In most cases, it would be the people around Timothy that would have to significantly alter their expectations, their beliefs, their behaviours, etc to accommodate and support Timothy. Timothy can educate himself about his condition all he wants, but if those people around him don’t educate themselves about his condition, then they are less likely to be able to support and understand Timothy in a way which allows Timothy to live a fulfilling life knowing that he is loved and accepted despite his unfortunate condition.
This dynamic shift in thinking, a shift away from the Golem effect, is being utilised in many areas of mental health. This shift can particularly be seen within therapeutic approaches which are deemed ‘recovery oriented’. Recovery oriented practice emphasises hope, social inclusion, community participation, personal goal setting and personal management. Recovery oriented practice is a shift away from a ‘cure’ mindset to a more realistic lifetime ‘recovery’ mindset. Think of it like a severe physical injury. You may not fully heal from the injury (you may walk with a limp for example) but this limp does not mean that you can no longer fully participate in life.

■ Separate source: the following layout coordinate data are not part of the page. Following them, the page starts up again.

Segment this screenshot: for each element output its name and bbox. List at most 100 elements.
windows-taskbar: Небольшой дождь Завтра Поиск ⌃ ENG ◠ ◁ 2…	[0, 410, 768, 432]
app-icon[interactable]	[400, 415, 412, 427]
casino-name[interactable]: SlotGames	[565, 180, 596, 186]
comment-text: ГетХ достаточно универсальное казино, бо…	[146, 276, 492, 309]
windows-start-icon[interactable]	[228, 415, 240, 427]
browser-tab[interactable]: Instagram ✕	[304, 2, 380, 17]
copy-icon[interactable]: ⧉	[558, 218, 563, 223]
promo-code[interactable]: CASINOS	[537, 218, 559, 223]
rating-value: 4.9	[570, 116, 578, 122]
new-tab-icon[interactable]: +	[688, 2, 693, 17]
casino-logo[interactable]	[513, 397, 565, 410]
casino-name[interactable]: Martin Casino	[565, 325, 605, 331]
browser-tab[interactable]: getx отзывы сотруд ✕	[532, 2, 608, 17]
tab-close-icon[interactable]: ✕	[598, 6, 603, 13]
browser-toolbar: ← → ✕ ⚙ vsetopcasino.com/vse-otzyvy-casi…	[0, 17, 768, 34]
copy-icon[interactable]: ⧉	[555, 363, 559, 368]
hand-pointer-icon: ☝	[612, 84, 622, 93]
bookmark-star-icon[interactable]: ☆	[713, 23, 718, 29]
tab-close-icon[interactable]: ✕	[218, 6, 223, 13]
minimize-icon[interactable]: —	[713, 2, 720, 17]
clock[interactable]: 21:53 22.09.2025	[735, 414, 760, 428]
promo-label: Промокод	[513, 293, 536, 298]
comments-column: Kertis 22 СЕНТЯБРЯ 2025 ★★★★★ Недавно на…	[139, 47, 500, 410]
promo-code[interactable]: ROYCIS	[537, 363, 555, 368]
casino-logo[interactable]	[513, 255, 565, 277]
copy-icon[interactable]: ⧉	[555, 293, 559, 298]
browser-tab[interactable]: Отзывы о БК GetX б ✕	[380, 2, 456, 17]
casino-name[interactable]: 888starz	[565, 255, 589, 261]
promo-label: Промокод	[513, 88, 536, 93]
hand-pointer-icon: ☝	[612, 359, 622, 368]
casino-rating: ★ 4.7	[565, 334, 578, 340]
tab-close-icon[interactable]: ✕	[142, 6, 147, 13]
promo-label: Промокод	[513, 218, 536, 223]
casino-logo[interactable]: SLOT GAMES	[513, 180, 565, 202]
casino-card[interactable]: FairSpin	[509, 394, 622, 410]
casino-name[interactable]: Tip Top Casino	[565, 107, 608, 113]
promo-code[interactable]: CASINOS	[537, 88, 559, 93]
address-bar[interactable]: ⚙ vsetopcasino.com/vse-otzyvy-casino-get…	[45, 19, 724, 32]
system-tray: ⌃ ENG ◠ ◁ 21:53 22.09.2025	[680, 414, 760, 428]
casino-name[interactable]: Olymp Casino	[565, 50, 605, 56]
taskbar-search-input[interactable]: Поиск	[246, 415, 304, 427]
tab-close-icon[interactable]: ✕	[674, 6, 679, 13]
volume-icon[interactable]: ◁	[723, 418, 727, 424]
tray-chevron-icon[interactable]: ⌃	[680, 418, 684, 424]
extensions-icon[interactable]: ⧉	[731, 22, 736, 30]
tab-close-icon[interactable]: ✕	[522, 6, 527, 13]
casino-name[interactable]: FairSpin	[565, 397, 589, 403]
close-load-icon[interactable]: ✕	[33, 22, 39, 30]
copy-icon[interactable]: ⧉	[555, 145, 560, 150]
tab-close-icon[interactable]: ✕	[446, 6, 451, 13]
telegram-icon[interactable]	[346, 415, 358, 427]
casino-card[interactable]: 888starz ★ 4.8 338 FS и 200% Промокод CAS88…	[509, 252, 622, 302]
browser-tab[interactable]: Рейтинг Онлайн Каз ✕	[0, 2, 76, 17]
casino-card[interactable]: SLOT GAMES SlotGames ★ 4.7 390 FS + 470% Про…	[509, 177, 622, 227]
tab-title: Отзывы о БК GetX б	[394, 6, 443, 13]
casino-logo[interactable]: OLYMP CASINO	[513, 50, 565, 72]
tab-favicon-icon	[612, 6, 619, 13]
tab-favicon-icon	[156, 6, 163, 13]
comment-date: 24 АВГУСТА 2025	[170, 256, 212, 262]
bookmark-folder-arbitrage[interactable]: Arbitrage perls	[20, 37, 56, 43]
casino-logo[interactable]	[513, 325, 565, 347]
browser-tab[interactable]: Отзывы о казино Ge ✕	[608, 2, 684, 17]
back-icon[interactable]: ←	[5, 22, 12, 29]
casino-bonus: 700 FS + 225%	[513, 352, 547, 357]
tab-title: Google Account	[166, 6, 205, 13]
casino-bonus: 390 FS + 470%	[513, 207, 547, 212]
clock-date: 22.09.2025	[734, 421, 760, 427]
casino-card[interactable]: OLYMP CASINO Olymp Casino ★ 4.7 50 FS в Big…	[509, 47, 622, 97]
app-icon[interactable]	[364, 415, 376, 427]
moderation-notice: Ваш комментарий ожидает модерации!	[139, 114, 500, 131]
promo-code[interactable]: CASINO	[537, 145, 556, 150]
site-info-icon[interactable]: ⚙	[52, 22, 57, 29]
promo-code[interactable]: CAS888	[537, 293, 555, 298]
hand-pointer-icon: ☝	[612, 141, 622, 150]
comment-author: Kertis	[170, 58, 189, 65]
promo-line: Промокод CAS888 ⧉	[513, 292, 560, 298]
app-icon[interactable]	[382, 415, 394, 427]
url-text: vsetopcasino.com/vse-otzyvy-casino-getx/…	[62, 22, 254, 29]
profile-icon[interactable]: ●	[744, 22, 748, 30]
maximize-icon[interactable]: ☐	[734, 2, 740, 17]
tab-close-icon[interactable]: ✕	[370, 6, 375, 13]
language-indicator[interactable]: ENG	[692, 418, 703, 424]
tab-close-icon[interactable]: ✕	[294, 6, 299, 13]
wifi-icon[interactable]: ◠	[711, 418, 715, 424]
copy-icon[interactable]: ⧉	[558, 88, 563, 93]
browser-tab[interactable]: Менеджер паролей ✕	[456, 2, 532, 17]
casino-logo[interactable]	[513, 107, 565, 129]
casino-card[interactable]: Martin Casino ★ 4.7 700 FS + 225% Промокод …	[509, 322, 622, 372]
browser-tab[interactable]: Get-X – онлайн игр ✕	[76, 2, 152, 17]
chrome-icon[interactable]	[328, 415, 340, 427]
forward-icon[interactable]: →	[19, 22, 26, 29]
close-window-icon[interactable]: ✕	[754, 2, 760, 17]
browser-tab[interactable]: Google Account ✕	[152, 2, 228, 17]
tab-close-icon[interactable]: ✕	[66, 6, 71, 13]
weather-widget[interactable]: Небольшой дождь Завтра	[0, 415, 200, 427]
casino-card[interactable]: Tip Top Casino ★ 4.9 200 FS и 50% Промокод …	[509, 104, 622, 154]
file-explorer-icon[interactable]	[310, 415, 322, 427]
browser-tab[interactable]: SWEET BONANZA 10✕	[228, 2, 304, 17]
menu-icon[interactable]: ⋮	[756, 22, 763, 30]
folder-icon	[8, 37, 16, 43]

The Golem effect can also negatively influence minority groups and socially and financially disadvantaged and disenfranchised people. Take homelessness for example. Society generally has the belief that homeless people are ‘lazy’, ‘stupid’, etc when in reality, they are most likely suffering from mental health problems, lack social and financial support, don’t have access to proper housing, etc. Rather than placing the blame onto the homeless people for putting themselves in the position that they are in, and then subjugating them even either further with our negative expectations, we should be focusing on how to help them to recover and focusing on how to support them to integrate successfully back into society (should they choose to).